Duff has more options, but won't delete files for you directly. You'll likely need to use a command like duff -e0 * | xargs -0 rm to delete duplicates. To find duplicates using the default comparisons:

$ duff -r scriptTest/
8 files in cluster 1 (0 bytes, digest da39a3ee5e6b4b0d3255bfef95601890afd80709)
scriptTest/file1.txt
scriptTest/file2.txt
scriptTest/file3.txt
scriptTest/subDir1/file4.txt
scriptTest/subDir1/file5.txt
scriptTest/subDir1/file6.txt
scriptTest/subDir2/file1.txt
scriptTest/subDir2/file8.txt

fdupes

This utility offers the ability to delete duplicates directly in various ways. One such way is to invoke fdupes . --delete --noprompt once you're confident that you're ready to proceed. However, to find the list of duplicates:

$ fdupes -R scriptTest/
scriptTest/subDir1/file4.txt            
scriptTest/subDir1/file5.txt
scriptTest/subDir1/file6.txt
scriptTest/subDir2/file1.txt
scriptTest/subDir2/file8.txt
scriptTest/file1.txt
scriptTest/file2.txt
scriptTest/file3.txt

Get a List of All Files, Including Non-Duplicates

$ find scriptTest -name \*.txt
scriptTest/file1.txt
scriptTest/file2.txt
scriptTest/file3.txt
scriptTest/subDir1/file4.txt
scriptTest/subDir1/file5.txt
scriptTest/subDir1/file6.txt
scriptTest/subDir2/file1.txt
scriptTest/subDir2/file8.txt

You could then act on each file with the find's -exec {} + feature, or simply use a grep that supports the --recursive --files-with-matches flags to find files with matching content.
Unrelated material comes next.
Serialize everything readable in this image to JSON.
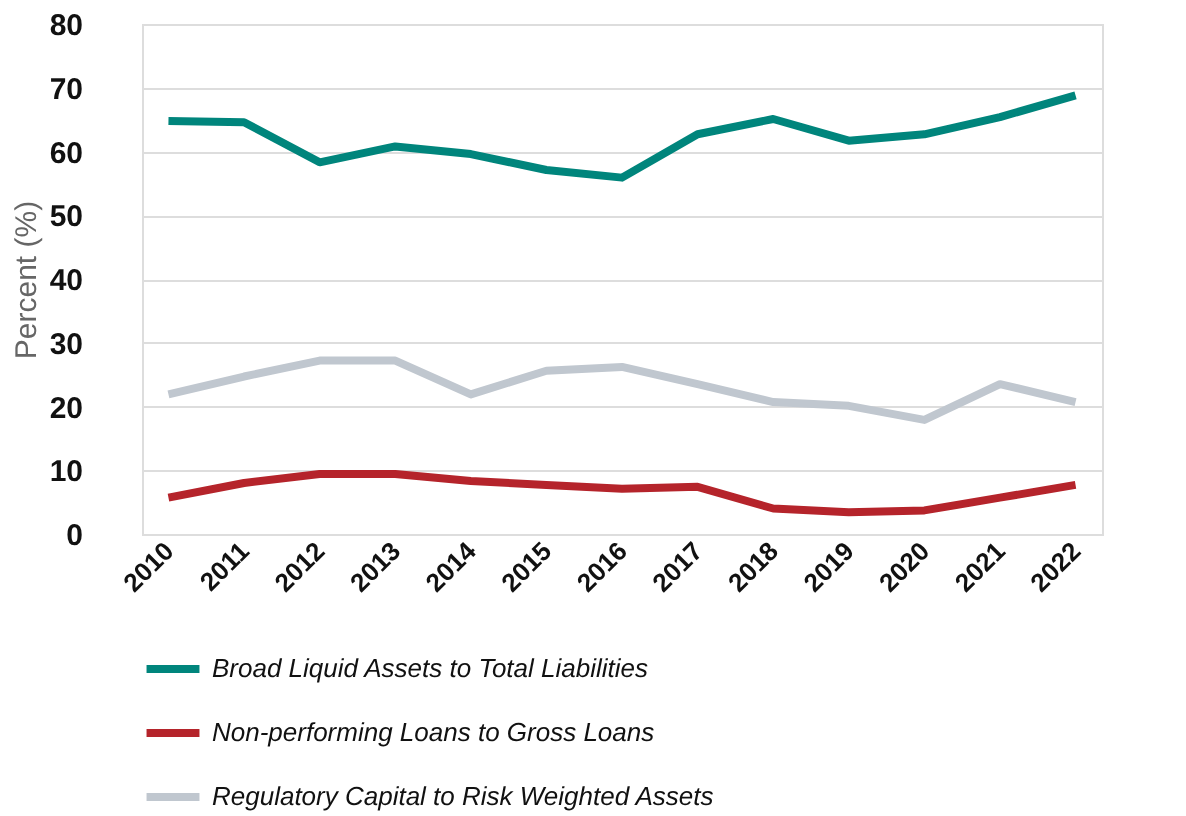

Passing Find Results to a Bash Loop as an Array

Alternatively, if you know for sure that you won't have spaces in the file names, you can also use a Bash array to store the files into a variable you can iterate over in a Bash for-loop. For example:

files=$(find scriptTest -name \*.txt)
for file in "${files[@]}"; do
  : # do something with each "$file"
done

Looping like this is often slower, but may provide you with the additional flexibility you need if you're doing something complicated. YMMV.